Shadman has been able, so far, to withstand the legal assault on his reputation. While he no longer has any contracts with the U.S. military, he imports German energy drinks, which are extremely popular among young Afghans. He is planning to build a pomegranate juice factory in Kandahar.

Matie’s trajectory, however, has shifted. He’s gone from rags to riches to starting all over. In 2012 he decided to use some of his largesse to travel to Mecca for the hajj—one of the five “pillars of Islam” that pious Muslims are enjoined to do. When he returned from the monthlong trip, his money was gone. He says his partner had cooked up a scheme with locals, taking advantage of his absence to complain that 1,450 people hadn’t received their USAID Cash for Work payments because Matie was out of the country. His partner, he says, told him the laborers had already been paid. As USAID and the Marines tangled with Matie over details, the partner packed up and fled to Kabul. Matie says he’s appealed to the government for help, but so far nothing has happened to remedy the situation. “He will fight me by bribing the government with my own money,” Matie complains. “I can’t do anything in this government.”
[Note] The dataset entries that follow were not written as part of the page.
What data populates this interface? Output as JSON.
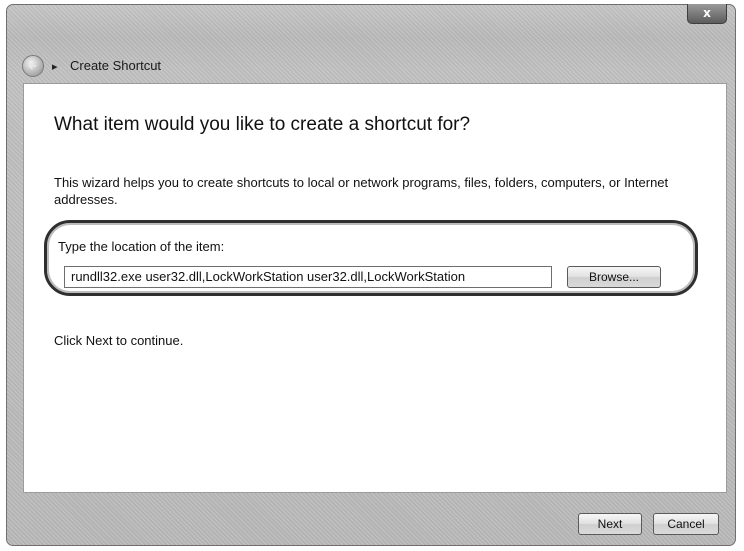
{
  "window": {
    "title": "Create Shortcut",
    "close_label": "x"
  },
  "main": {
    "heading": "What item would you like to create a shortcut for?",
    "description": "This wizard helps you to create shortcuts to local or network programs, files, folders, computers, or Internet addresses.",
    "location_label": "Type the location of the item:",
    "location_value": "rundll32.exe user32.dll,LockWorkStation user32.dll,LockWorkStation",
    "browse_label": "Browse...",
    "continue_text": "Click Next to continue."
  },
  "footer": {
    "next_label": "Next",
    "cancel_label": "Cancel"
  },
  "icons": {
    "back": "back-arrow-icon",
    "title": "shortcut-icon",
    "close": "close-icon"
  },
  "colors": {
    "frame": "#bdbdbd",
    "highlight_ring": "#2f2f2f"
  }
}
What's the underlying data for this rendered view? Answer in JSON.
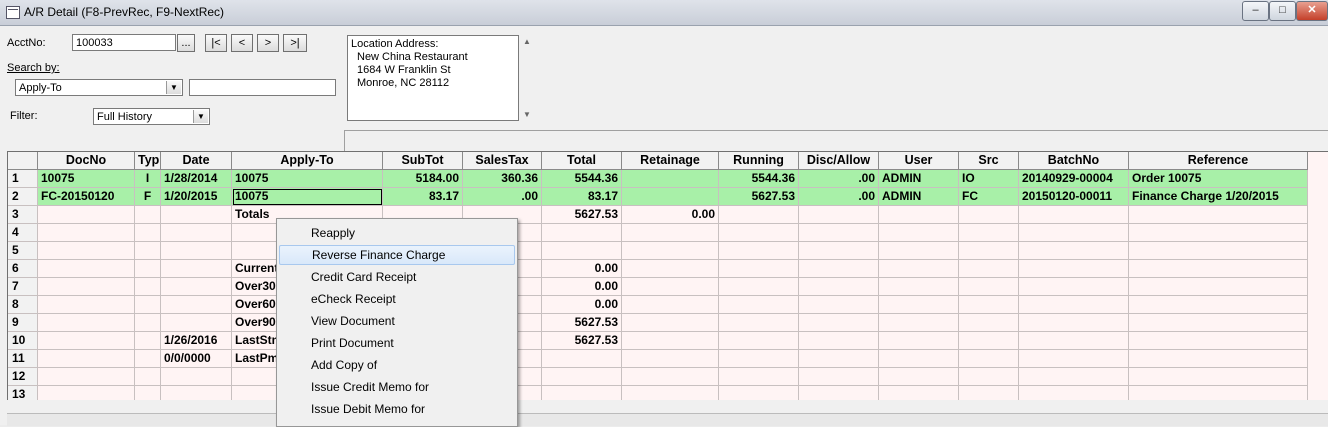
{
  "window": {
    "title": "A/R Detail  (F8-PrevRec, F9-NextRec)"
  },
  "form": {
    "acctno_label": "AcctNo:",
    "acctno_value": "100033",
    "lookup_label": "...",
    "nav": [
      "|<",
      "<",
      ">",
      ">|"
    ],
    "searchby_label": "Search by:",
    "searchby_value": "Apply-To",
    "search_text": "",
    "filter_label": "Filter:",
    "filter_value": "Full History"
  },
  "address": {
    "heading": "Location Address:",
    "lines": [
      "New China Restaurant",
      "1684 W Franklin St",
      "Monroe, NC 28112"
    ]
  },
  "grid": {
    "columns": [
      "",
      "DocNo",
      "Typ",
      "Date",
      "Apply-To",
      "SubTot",
      "SalesTax",
      "Total",
      "Retainage",
      "Running",
      "Disc/Allow",
      "User",
      "Src",
      "BatchNo",
      "Reference"
    ],
    "rows": [
      [
        "1",
        "10075",
        "I",
        "1/28/2014",
        "10075",
        "5184.00",
        "360.36",
        "5544.36",
        "",
        "5544.36",
        ".00",
        "ADMIN",
        "IO",
        "20140929-00004",
        "Order 10075"
      ],
      [
        "2",
        "FC-20150120",
        "F",
        "1/20/2015",
        "10075",
        "83.17",
        ".00",
        "83.17",
        "",
        "5627.53",
        ".00",
        "ADMIN",
        "FC",
        "20150120-00011",
        "Finance Charge 1/20/2015"
      ],
      [
        "3",
        "",
        "",
        "",
        "Totals",
        "",
        "",
        "5627.53",
        "0.00",
        "",
        "",
        "",
        "",
        "",
        ""
      ],
      [
        "4",
        "",
        "",
        "",
        "",
        "",
        "",
        "",
        "",
        "",
        "",
        "",
        "",
        "",
        ""
      ],
      [
        "5",
        "",
        "",
        "",
        "",
        "",
        "",
        "",
        "",
        "",
        "",
        "",
        "",
        "",
        ""
      ],
      [
        "6",
        "",
        "",
        "",
        "Current",
        "",
        "",
        "0.00",
        "",
        "",
        "",
        "",
        "",
        "",
        ""
      ],
      [
        "7",
        "",
        "",
        "",
        "Over30",
        "",
        "",
        "0.00",
        "",
        "",
        "",
        "",
        "",
        "",
        ""
      ],
      [
        "8",
        "",
        "",
        "",
        "Over60",
        "",
        "",
        "0.00",
        "",
        "",
        "",
        "",
        "",
        "",
        ""
      ],
      [
        "9",
        "",
        "",
        "",
        "Over90",
        "",
        "",
        "5627.53",
        "",
        "",
        "",
        "",
        "",
        "",
        ""
      ],
      [
        "10",
        "",
        "",
        "1/26/2016",
        "LastStmt",
        "",
        "",
        "5627.53",
        "",
        "",
        "",
        "",
        "",
        "",
        ""
      ],
      [
        "11",
        "",
        "",
        "0/0/0000",
        "LastPmt",
        "",
        "",
        "",
        "",
        "",
        "",
        "",
        "",
        "",
        ""
      ],
      [
        "12",
        "",
        "",
        "",
        "",
        "",
        "",
        "",
        "",
        "",
        "",
        "",
        "",
        "",
        ""
      ],
      [
        "13",
        "",
        "",
        "",
        "",
        "",
        "",
        "",
        "",
        "",
        "",
        "",
        "",
        "",
        ""
      ]
    ]
  },
  "context_menu": {
    "items": [
      "Reapply",
      "Reverse Finance Charge",
      "Credit Card Receipt",
      "eCheck Receipt",
      "View Document",
      "Print Document",
      "Add Copy of",
      "Issue Credit Memo for",
      "Issue Debit Memo for"
    ],
    "highlighted_index": 1
  },
  "colors": {
    "row_highlight": "#a8f0a8",
    "grid_bg": "#fff4f4"
  }
}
He says his fortunes fell so low that he didn’t even have gas money when he was stuck in the countryside, his fuel tank and his pockets empty. “I called Marine friends, and they sent me fuel for my car.”

With U.S. money now being dispensed by the political elite, contractors such as Matie who aren’t at the top of the food chain have to change gears completely. That’s why he acquired the telecom distribution contract with some cash he saved from a couple of small projects for the U.S. embassy. What he makes now doesn’t compare to his income at the height of the surge. He’s philosophical about his new financial situation: “You make little, but it’s more sustainable.”

He acknowledges the pain of losing so much money but says it’s easier on him than others who’ve also seen riches come and go. He never let money change his modest “nomadic” way of living, moving from town to town to do business and sell services. “When I had money, I lived like this also,” he says. “I have lived because of my honesty and my parents’ prayers.” He adds: “Those who stole money from me, I know what kind of wrath God will inflict on them.”